Her olayı lehine çevirmek isteyen kötü niyetli insanlar ve örgütler böyle bir felakette bile geri kalmadılar. Seul’de bazı terör örgütü üyelerinin deprem yardımı diyerek ve büyükelçiliğin adını kullanarak yardım topladığı ortaya çıktı. Yöneticisi Türkiye’de terör örgütü üyeliğinden aranan Global Business Alliance adlı kurum, depremi kullanarak topladığı yardımları kendi eylemleri için kullanmayı hedefliyordu. Bunu fark eden Seul Büyükelçiliği sosyal medya aracılığıyla yardım yapmak isteyen vatandaşlar için Türkçe, İngilizce ve Korece bildiri yayımlayıp, uyarılarda bulundu. 

Türkiye’ye bu denli zarar veren bir doğal afete Güney Kore’de yaşayan Türklerin desteği normal karşılanabilir ama özellikle Koreli bürokratların, ünlülerin ve sivil vatandaşların içten desteği, iyi niyeti ve yardımları özel olarak değerlendirilmelidir.

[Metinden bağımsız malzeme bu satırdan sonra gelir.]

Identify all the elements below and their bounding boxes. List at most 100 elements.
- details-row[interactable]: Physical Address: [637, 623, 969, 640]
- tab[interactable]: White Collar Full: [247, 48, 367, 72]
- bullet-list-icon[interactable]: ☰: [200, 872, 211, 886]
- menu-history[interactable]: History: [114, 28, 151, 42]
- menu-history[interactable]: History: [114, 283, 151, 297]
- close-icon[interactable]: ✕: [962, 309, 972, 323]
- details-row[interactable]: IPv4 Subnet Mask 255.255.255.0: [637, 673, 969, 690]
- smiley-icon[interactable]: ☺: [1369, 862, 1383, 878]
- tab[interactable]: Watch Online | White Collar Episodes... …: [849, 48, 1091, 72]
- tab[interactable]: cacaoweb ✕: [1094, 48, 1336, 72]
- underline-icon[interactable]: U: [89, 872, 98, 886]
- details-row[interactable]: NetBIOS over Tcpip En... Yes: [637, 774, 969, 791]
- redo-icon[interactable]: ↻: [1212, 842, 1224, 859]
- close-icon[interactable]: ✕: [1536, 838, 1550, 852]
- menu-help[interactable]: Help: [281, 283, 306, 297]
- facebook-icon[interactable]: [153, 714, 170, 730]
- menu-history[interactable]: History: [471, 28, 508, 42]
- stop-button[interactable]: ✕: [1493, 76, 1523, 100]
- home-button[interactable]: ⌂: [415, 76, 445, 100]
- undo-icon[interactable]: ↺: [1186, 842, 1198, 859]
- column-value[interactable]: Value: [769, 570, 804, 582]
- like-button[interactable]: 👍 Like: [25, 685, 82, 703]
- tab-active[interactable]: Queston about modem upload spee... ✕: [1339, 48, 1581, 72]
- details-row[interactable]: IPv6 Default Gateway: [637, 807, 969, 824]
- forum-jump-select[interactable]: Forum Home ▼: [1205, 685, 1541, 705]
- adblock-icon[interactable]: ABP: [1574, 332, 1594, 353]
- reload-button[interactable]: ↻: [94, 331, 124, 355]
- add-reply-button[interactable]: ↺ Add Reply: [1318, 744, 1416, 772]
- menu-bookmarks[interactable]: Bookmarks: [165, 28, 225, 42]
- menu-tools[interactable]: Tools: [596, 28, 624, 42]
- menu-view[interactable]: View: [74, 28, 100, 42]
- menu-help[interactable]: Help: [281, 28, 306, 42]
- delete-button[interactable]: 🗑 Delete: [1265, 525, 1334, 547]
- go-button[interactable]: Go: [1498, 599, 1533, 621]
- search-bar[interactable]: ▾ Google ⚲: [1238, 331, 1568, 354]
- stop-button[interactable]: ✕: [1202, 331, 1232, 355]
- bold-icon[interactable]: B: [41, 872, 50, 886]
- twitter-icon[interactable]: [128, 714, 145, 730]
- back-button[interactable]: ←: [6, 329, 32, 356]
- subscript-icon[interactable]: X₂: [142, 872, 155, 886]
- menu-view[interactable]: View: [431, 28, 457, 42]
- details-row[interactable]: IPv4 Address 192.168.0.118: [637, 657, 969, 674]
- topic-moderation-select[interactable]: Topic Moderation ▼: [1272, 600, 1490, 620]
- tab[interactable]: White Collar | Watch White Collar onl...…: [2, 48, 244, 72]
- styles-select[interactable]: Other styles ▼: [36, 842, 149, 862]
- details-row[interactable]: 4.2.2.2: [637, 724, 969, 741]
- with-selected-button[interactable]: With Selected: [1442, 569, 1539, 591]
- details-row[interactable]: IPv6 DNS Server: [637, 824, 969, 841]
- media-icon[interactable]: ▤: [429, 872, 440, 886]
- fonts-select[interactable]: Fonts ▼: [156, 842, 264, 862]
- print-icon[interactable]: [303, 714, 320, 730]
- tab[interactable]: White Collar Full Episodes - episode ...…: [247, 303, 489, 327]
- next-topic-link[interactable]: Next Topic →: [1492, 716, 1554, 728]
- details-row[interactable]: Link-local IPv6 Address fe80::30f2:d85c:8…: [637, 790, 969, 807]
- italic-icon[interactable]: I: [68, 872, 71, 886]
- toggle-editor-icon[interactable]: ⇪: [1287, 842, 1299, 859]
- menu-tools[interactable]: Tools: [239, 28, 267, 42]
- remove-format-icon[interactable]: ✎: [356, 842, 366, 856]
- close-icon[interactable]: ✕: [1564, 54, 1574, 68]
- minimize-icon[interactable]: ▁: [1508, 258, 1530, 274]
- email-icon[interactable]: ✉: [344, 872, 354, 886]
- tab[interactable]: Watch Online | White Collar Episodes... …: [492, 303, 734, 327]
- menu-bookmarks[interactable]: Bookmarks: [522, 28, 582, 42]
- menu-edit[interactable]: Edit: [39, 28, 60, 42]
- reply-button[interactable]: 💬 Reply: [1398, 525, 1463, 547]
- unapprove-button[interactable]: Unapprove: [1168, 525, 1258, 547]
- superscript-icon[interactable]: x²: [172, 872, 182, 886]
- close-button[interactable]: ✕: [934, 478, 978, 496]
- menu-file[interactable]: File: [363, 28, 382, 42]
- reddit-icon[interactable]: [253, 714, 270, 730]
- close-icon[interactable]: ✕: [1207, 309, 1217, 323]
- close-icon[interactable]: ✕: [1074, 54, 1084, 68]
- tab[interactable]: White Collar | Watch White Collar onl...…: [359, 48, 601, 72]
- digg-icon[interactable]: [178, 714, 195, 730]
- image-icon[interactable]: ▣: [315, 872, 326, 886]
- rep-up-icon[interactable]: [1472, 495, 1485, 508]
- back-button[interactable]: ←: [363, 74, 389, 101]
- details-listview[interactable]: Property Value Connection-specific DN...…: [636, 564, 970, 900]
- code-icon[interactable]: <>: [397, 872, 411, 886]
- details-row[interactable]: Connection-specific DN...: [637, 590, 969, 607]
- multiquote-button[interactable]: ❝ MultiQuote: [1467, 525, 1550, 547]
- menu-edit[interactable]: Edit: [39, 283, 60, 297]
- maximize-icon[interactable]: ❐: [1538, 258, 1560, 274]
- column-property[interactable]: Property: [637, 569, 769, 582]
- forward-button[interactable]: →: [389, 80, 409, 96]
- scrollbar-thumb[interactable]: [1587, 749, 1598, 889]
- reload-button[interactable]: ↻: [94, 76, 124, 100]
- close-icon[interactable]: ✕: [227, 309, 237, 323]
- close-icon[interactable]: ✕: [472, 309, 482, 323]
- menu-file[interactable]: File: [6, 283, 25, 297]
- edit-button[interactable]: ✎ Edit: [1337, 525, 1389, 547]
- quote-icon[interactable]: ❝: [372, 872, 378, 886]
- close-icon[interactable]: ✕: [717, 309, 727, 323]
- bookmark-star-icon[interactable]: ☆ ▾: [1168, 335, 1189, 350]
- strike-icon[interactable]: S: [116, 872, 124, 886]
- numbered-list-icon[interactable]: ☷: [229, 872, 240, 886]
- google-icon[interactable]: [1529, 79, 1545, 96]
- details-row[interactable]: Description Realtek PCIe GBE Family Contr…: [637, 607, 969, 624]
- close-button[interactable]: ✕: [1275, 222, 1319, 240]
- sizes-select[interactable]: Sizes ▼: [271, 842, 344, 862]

Yaşanan felaketin sonuçlarına neredeyse tüm dünya kayıtsız kalmadı ve yardım eli uzattı. Ancak doğrudan gözlemleme şansım olduğu için Güney Koreli vatandaşlarının ve devletinin içten yardımları ve iyi niyetleri beni oldukça etkiledi. Son olarak ise depremi bile kullanarak fayda sağlamak isteyen terör örgütlerinin ve kişilerin varlığının sadece Türkiye için değil; tüm insanlık için içler acısı ve tehlikeli bir hal aldığını vurgulamak gerekir.